Barcelone l’été c’est comme le feu de la Saint-Jean dans un village de campagne. La foule, la chaleur et la couleur rythment l’espace et le temps. L’effervescence, les flammes qui dansent ressemblent aux silhouettes festives qui arpentent le soir les rues de la capitale catalane. Soline avait pour l’Espagne et sa langue une passion réconfortante et qui submerge. À chaque fois que son existence la menait sur la Terre des surréalistes qu’elle aimait tant, elle éprouvait un sentiment d’appartenance. La sensation d’être là où elle devait être. Gabi, lui, détestait la péninsule. Depuis leur arrivée à Barcelone, il était à la recherche de bouteilles d’alcool pour profiter des soirées à venir avec Baptiste et sa compagne sur l’île des Baléares. Le ferry partait pour Minorque ce soir-là à 22H00.
Soline était mélancolique alors qu’elle arpentait les rayons jaunis par les néons d’un supermarché situé en banlieue de la capitale catalane. Elle était à la recherche de breuvages en promotion pour satisfaire les projets de son compagnon. Plus les mois passaient, plus la vie avec Gabi devenait insupportable. Ce soir-là, alors qu’elle marchait dans ce supermarché, l’Espagne réveillait en elle le sentiment d’une vie à vivre, d’une madeleine de Proust oubliée qu’il fallait retrouver. Maintenant. En observant les étiquettes jaunes des promotions qui jonchent le rayon des spiritueux, elle se demandait jusqu’à quand elle pourrait résister. Pour combien de temps encore son âme allait accepter cette vie loin de la vie ? Elle sentait en elle le vent se lever, mais elle sentait aussi le souffle de la peur murmurer derrière son épaule.

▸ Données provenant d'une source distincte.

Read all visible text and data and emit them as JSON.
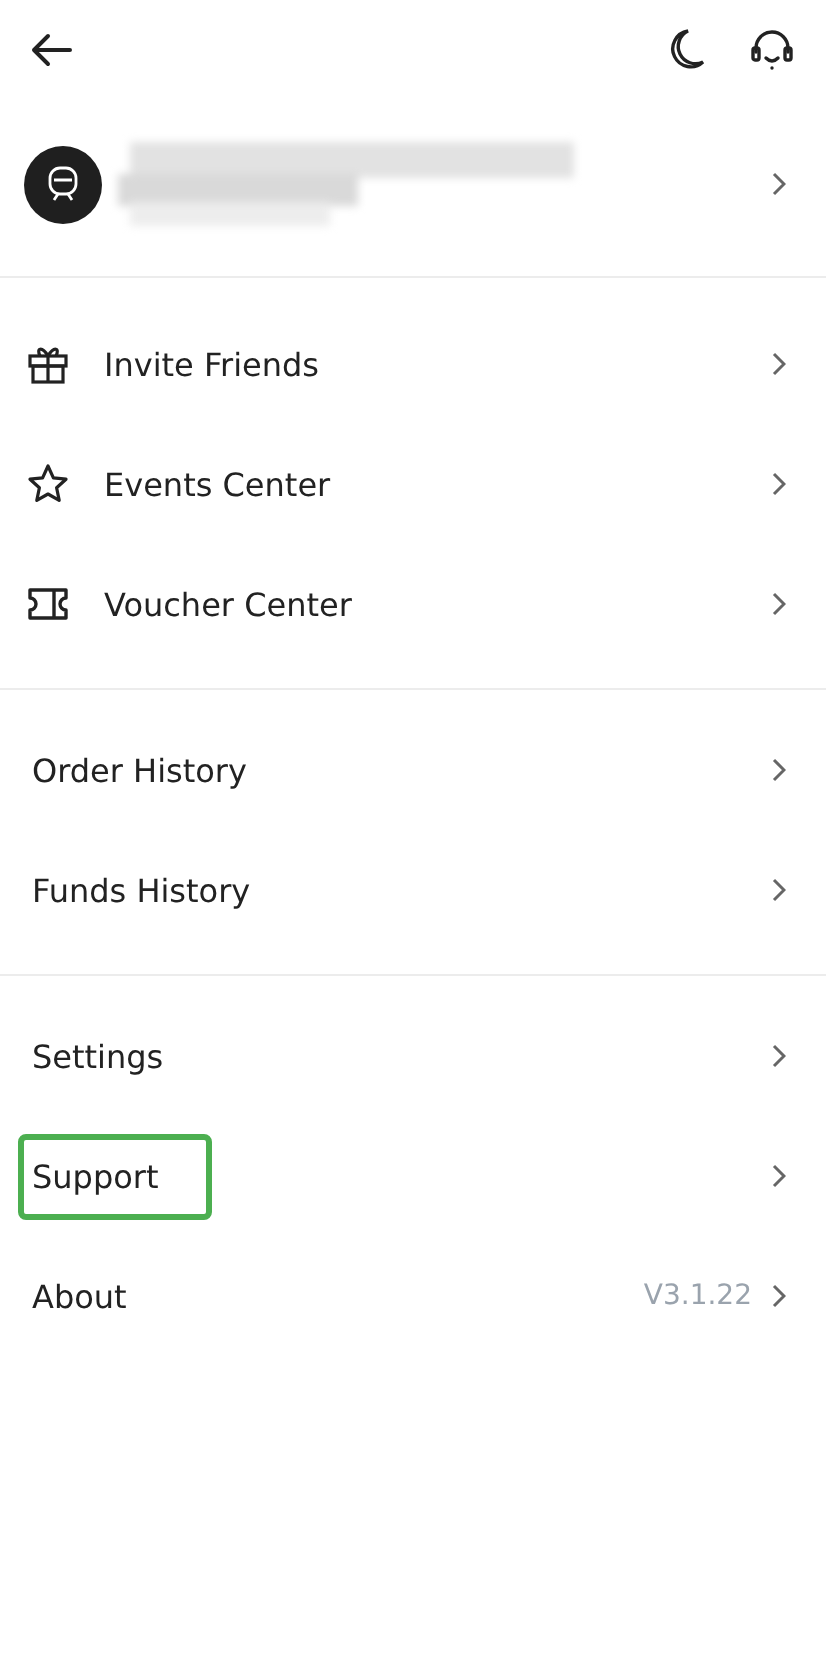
{
  "profile": {
    "name_redacted": true
  },
  "sections": [
    {
      "items": [
        {
          "label": "Invite Friends",
          "highlighted": false
        },
        {
          "label": "Events Center",
          "highlighted": false
        },
        {
          "label": "Voucher Center",
          "highlighted": false
        }
      ]
    },
    {
      "items": [
        {
          "label": "Order History",
          "highlighted": false
        },
        {
          "label": "Funds History",
          "highlighted": false
        }
      ]
    },
    {
      "items": [
        {
          "label": "Settings",
          "highlighted": false
        },
        {
          "label": "Support",
          "highlighted": true
        },
        {
          "label": "About",
          "highlighted": false,
          "value": "V3.1.22"
        }
      ]
    }
  ]
}
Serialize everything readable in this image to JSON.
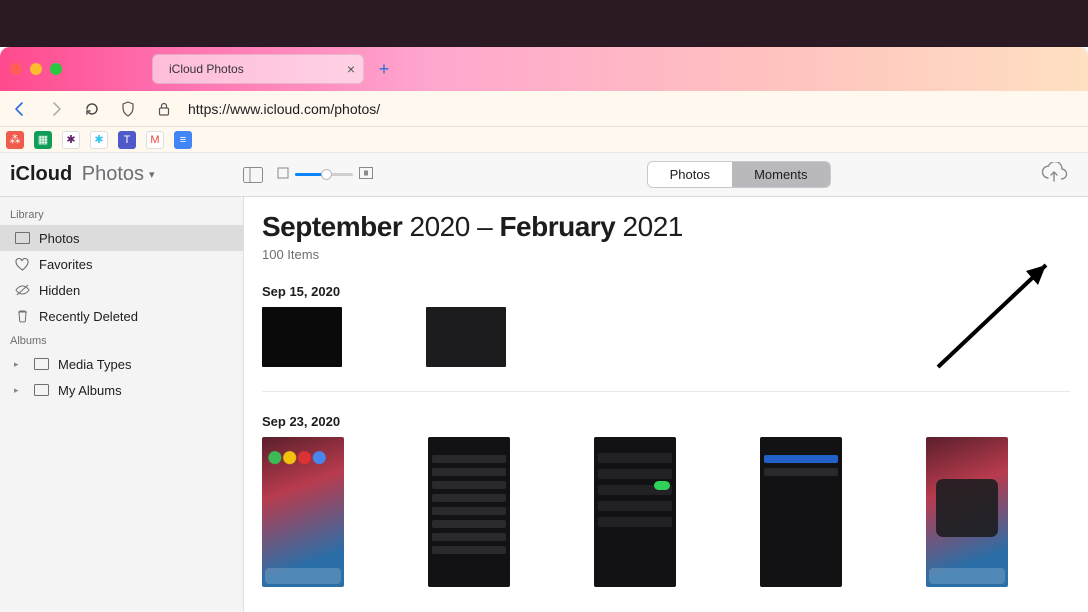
{
  "browser": {
    "tab_title": "iCloud Photos",
    "url": "https://www.icloud.com/photos/"
  },
  "app": {
    "brand_primary": "iCloud",
    "brand_secondary": "Photos",
    "segment": {
      "photos": "Photos",
      "moments": "Moments",
      "active": "moments"
    }
  },
  "sidebar": {
    "library_header": "Library",
    "albums_header": "Albums",
    "items": [
      {
        "label": "Photos"
      },
      {
        "label": "Favorites"
      },
      {
        "label": "Hidden"
      },
      {
        "label": "Recently Deleted"
      }
    ],
    "album_items": [
      {
        "label": "Media Types"
      },
      {
        "label": "My Albums"
      }
    ]
  },
  "content": {
    "title_month1": "September",
    "title_year1": "2020",
    "title_sep": "–",
    "title_month2": "February",
    "title_year2": "2021",
    "item_count": "100 Items",
    "groups": [
      {
        "date": "Sep 15, 2020"
      },
      {
        "date": "Sep 23, 2020"
      }
    ]
  }
}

Les bouteilles d’alcool étaient quasiment scellées dans le coffre. Gabi avait mis plus d’une demie-heure à réorganiser le rangement du Kangoo – aménagé en Van – pour abriter ses trésors de la lumière et des regards indiscrets. Dans deux heures le bateau démarrait. Sur le parking qui jouxtait le grand bateau monument flottant, ils attendaient tous les deux assis dans la voiture. Le bruit des autres moteurs, restés allumés, pour rafraîchir les habitacles des voitures, aussi en attente, créait avec le CO2 expulsé des pots vrombissants une ambiance de four crématoire. Soline voulait mourir à chaque fois qu’elle toussait. Elle observait ces voitures, elle observait ces gens. Elle partait là où tout le monde va. Elle avait choisi de faire comme les autres… d’aller à la mer. Elle avait pourtant, depuis des mois, nourri le projet de rencontrer le Danemark mais ce soir elle partait pour Minorque.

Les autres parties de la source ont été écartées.